5. When the price runs in the BOLL mid-track area, the market behaves as an oscillating market, and the market will oscillate up and down in this area. This market is the most destructive to friends who are following the trend, and they often suffer losses from being slapped in the face. At this time, the trading strategy we adopt is to wait and see with a short position to avoid this period of oscillating market conditions.

6. The shrinking status of the BOLL channel. When the price rises and falls for a period of time, it will enter an oscillation rest within a range, and the oscillating price area will become smaller and smaller. The BOLL channel appears as three track contractions: upper, middle, and lower. This state is a sign before the big market is coming. The trading strategy we adopt at this time is to wait and see with a short position.

7. The sudden expansion state after the contraction of the BOLL channel. When the market oscillates for a period of time while the BOLL channel is constricting, the BOLL channel will suddenly expand, which means that an explosive market has arrived, and from then on the market will enter a unilateral market. In this case, we can actively adjust our positions and build positions in accordance with the market trend.

8. False breakthrough market in BOLL channel. When the BOLL channel shrinks and before a big market arrives, there will often be a false breakthrough. This is a trap created by the main force before exerting force. It is also what is often called a "short trap" or "long trap" in textbooks. . We should be alert to the occurrence of this situation, and the best way is to eliminate the risk through our position control. When we discover it is a trap, we still have enough funds and time to adjust our position!

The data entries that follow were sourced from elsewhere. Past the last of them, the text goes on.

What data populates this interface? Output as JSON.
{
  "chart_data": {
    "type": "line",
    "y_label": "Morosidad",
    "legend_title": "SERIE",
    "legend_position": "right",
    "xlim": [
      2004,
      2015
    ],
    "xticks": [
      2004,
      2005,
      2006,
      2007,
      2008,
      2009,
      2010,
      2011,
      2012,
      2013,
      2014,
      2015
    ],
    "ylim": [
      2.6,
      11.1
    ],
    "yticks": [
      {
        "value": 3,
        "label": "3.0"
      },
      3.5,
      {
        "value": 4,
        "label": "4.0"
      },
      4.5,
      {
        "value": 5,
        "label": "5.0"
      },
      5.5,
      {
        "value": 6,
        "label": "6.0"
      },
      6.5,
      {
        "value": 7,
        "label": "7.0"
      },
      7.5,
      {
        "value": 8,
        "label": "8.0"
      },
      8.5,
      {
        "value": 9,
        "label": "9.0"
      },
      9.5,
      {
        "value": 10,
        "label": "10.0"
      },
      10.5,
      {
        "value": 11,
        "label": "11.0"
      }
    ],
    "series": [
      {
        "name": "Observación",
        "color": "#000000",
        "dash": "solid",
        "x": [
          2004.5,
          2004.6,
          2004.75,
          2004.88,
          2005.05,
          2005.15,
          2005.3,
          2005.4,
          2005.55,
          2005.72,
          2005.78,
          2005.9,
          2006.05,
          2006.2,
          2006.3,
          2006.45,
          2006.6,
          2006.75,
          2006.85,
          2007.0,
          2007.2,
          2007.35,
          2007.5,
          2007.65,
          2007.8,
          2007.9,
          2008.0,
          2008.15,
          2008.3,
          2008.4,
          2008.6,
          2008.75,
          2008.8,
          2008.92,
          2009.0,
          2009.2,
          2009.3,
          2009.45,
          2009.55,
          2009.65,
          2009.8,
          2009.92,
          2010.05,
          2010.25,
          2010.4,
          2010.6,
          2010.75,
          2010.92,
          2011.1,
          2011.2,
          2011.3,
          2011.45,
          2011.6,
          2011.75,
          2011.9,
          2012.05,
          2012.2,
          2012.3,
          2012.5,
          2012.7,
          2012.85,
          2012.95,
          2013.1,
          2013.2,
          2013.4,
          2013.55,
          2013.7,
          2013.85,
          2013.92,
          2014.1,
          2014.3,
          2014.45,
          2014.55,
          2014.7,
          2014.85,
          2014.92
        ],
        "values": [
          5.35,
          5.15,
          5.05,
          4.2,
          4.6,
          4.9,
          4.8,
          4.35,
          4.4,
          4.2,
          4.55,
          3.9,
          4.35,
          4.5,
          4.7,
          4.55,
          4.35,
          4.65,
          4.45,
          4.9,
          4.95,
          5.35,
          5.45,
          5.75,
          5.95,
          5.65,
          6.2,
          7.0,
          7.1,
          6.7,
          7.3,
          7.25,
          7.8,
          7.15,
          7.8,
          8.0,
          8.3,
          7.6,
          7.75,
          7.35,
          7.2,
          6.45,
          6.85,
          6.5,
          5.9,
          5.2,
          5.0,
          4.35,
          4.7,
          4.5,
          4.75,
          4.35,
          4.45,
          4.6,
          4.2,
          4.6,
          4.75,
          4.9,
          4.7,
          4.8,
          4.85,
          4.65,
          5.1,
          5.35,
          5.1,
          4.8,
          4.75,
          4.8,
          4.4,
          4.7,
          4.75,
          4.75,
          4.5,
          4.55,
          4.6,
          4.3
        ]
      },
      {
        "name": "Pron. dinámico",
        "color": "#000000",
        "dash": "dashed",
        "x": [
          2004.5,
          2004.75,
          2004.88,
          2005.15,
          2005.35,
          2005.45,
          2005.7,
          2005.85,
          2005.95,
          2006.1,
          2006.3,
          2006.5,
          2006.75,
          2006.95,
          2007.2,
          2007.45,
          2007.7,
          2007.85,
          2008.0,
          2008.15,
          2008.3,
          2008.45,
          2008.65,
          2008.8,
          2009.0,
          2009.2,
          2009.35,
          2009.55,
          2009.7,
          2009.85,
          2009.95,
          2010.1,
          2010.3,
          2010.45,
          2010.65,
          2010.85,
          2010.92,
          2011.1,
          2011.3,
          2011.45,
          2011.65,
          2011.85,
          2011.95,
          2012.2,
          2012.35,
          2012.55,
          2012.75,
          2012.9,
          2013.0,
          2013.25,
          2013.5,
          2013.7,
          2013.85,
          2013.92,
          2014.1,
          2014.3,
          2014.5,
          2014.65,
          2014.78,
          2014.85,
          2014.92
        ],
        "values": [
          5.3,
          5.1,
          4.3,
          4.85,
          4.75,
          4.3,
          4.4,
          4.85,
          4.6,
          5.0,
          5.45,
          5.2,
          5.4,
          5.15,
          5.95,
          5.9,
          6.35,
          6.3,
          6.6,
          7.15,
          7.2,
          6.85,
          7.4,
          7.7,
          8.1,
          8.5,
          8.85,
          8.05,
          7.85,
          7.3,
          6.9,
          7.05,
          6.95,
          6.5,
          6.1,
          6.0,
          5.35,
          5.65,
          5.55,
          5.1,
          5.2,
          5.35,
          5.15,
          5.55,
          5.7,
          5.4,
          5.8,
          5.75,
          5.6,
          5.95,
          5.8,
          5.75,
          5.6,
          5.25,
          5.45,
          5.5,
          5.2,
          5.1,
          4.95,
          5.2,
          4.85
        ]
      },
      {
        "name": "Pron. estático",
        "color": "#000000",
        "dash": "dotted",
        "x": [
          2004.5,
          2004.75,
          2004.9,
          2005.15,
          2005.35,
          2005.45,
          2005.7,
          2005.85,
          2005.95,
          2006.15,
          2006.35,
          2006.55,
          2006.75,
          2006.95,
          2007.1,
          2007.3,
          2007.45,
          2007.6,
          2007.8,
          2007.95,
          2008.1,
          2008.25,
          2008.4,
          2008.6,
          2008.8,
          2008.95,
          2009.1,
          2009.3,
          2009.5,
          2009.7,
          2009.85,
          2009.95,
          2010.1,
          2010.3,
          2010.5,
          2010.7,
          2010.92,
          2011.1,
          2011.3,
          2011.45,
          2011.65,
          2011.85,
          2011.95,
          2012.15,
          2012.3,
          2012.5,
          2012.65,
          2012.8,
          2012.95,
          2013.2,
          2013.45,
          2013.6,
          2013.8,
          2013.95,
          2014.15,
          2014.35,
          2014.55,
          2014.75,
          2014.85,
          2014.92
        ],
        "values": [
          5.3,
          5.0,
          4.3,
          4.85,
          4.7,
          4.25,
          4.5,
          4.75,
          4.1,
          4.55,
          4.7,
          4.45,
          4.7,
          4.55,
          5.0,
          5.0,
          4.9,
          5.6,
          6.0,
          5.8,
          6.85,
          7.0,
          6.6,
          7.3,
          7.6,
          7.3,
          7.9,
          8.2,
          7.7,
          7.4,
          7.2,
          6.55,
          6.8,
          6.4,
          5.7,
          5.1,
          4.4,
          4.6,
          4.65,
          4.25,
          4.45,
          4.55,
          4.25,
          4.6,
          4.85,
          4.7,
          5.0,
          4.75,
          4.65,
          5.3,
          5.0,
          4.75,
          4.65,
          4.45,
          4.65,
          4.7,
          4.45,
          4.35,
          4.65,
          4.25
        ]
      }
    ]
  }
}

The above are various situations that occur in the application of BOLL channel technical analysis. As a trend following indicator, the BOLL channel period we choose should be in weekly units. When the price moves unilaterally, in order to avoid unnecessary losses caused by large corrections, we use the daily BOLL channel as an exit after making huge profits. basis.

By doing this, we can not only grasp the big market trends, but also stop profits in time!